All of this requires attentiveness and rigor. When people tell me they hate Augustine (for example) I want to ask, which one? Early, middle, or late Augustine? There’s a lot of ground to cover, some of the work shifting dramatically over time and in response to the primary dispute of the day. Often in the midst of Augustine’s work we discover disruptions that are only apparent now, within the questions that are coming to us in this time, at this particular moment. How did Augustine work the questions of his day? Where did he fall short? What can we learn here?

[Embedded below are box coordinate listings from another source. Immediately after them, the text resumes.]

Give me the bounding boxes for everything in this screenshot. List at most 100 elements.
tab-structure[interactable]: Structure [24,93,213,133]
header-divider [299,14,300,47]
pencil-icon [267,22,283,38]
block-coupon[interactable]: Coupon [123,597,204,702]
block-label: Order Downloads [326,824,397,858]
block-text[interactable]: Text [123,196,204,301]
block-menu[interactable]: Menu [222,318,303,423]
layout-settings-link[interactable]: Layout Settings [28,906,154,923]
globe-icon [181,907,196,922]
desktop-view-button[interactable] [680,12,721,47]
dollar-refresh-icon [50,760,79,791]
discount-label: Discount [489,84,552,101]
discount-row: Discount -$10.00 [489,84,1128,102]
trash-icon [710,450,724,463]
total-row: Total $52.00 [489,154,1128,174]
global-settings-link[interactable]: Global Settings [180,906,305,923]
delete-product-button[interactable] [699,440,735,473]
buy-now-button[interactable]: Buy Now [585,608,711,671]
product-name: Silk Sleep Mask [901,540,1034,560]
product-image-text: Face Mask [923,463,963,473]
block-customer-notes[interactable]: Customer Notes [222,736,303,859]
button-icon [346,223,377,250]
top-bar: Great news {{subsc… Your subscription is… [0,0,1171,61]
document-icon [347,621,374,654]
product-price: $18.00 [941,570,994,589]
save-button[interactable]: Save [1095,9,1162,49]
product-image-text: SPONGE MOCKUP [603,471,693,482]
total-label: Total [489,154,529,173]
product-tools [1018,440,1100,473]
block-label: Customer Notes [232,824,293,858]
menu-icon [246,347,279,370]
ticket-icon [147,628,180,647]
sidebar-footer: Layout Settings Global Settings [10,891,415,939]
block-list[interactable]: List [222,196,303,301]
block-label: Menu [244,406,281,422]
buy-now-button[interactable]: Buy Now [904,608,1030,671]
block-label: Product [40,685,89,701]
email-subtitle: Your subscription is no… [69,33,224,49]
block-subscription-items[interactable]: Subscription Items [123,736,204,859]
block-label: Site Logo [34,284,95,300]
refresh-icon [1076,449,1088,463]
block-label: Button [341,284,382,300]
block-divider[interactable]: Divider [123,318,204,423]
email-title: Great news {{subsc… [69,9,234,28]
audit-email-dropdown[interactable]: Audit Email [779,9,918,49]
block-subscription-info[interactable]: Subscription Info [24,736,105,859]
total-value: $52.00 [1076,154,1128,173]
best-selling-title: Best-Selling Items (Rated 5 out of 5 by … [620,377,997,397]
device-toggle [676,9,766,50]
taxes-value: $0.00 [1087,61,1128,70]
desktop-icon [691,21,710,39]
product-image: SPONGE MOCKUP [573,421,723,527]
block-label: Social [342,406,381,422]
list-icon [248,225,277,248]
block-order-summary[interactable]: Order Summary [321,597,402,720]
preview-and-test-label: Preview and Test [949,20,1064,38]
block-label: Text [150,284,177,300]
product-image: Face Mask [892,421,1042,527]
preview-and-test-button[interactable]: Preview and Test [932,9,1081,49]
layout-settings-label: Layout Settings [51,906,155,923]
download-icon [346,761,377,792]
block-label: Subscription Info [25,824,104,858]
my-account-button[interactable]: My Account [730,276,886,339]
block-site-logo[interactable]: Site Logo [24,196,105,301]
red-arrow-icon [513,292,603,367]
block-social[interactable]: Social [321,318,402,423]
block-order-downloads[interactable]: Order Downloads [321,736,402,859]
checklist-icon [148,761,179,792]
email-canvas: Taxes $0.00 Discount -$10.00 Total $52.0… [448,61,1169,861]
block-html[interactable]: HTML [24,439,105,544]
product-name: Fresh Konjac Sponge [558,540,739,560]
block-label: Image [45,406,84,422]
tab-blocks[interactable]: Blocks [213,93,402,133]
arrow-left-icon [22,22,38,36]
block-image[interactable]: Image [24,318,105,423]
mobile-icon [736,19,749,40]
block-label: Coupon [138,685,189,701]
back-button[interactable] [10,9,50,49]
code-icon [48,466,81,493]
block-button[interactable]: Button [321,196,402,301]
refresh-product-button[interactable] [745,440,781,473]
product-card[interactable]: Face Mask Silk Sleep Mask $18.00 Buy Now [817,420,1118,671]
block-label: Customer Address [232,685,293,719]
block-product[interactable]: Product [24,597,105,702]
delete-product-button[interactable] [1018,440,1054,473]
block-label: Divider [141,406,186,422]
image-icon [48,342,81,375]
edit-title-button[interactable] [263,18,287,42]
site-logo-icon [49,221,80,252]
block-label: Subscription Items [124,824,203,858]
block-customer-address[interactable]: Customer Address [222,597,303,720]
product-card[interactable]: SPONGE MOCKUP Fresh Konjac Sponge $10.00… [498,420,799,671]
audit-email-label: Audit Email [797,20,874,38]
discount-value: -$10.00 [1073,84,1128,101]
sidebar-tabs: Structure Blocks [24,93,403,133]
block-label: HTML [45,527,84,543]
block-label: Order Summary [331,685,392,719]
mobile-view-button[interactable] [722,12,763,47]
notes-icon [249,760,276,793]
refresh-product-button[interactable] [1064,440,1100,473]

The survivors of Yoder’s abuse are still alive. The institutional structures that allowed his abuse to thrive are still active in the Mennonite church. My church doesn’t sing the songs of David Haas because I know someone affected by his abuse could be in worship that morning, wondering why we don’t imagine that this may mean something to them. My decisions about who I use in my writing – especially who I cite – are pastoral decisions. Those pastoral decisions extend in all theological work. I ask myself over and over again: is this good news for someone who suffered intimate partner violence? Is this good news for trans people? Is this good news for those whose cultures and people have been decimated by colonialism?
I do worry when I start to see a rigorous purity creeping into our theological world, a way of regulating people’s writing and thinking in a way that looks a lot like policing. And I would love to fill my mind with the people who have never enacted harm on another person, but they don’t exist. I also recognize that frustration at the continued use of abusers in theological writing and worship is rooted in centuries of refusal to hear survivors and to take seriously what is at stake. Those conversations require courageous engagement, not dismissiveness.
Like many people, I also recognize that someone or something I read a while ago has taken me a step along the way, even as I look back and find them unhelpful now. I can both name that person’s role in my journey and offer critical feedback as to why their theology no longer serves me. I can wish they’d also pressed on in their work, or had access to the questions that are in front of me recognizing that the questions before them were very different (temple sex cults and the Manicheans are not the pressing questions of my community). Theological work that stands the test of time is rare because our questions are (and should be!) particular.
I also know this -- at the end of the day, we all have a line we know cannot be crossed before we find a writer’s work difficult to engage with integrity – it’s just not the same for everyone. And that may be a place to spend some time reflecting on what that line is for you and why. If you are using someone’s ideas, are you paying attention to what is tethered to their particular thought or argument?
There’s no checklist for assessing the work and life of our theologians but there are ways we can take seriously how they act on us, how they form us. It requires discernment, assessment, and evaluation. It takes attentiveness to the work before us but even more so attentiveness to ourselves.
I'm so grateful for your intellectual honesty and rigor, Melissa. I came to the Mennonite world on a journey that began in childhood with fundamentalist teachers and I embraced Yoder's writings as light, ignorant of the shadows and harm. I am not a theologian or pastor or writer, so I receive with gratitude the work you do for yourself that you then share with folks like me. Thank you.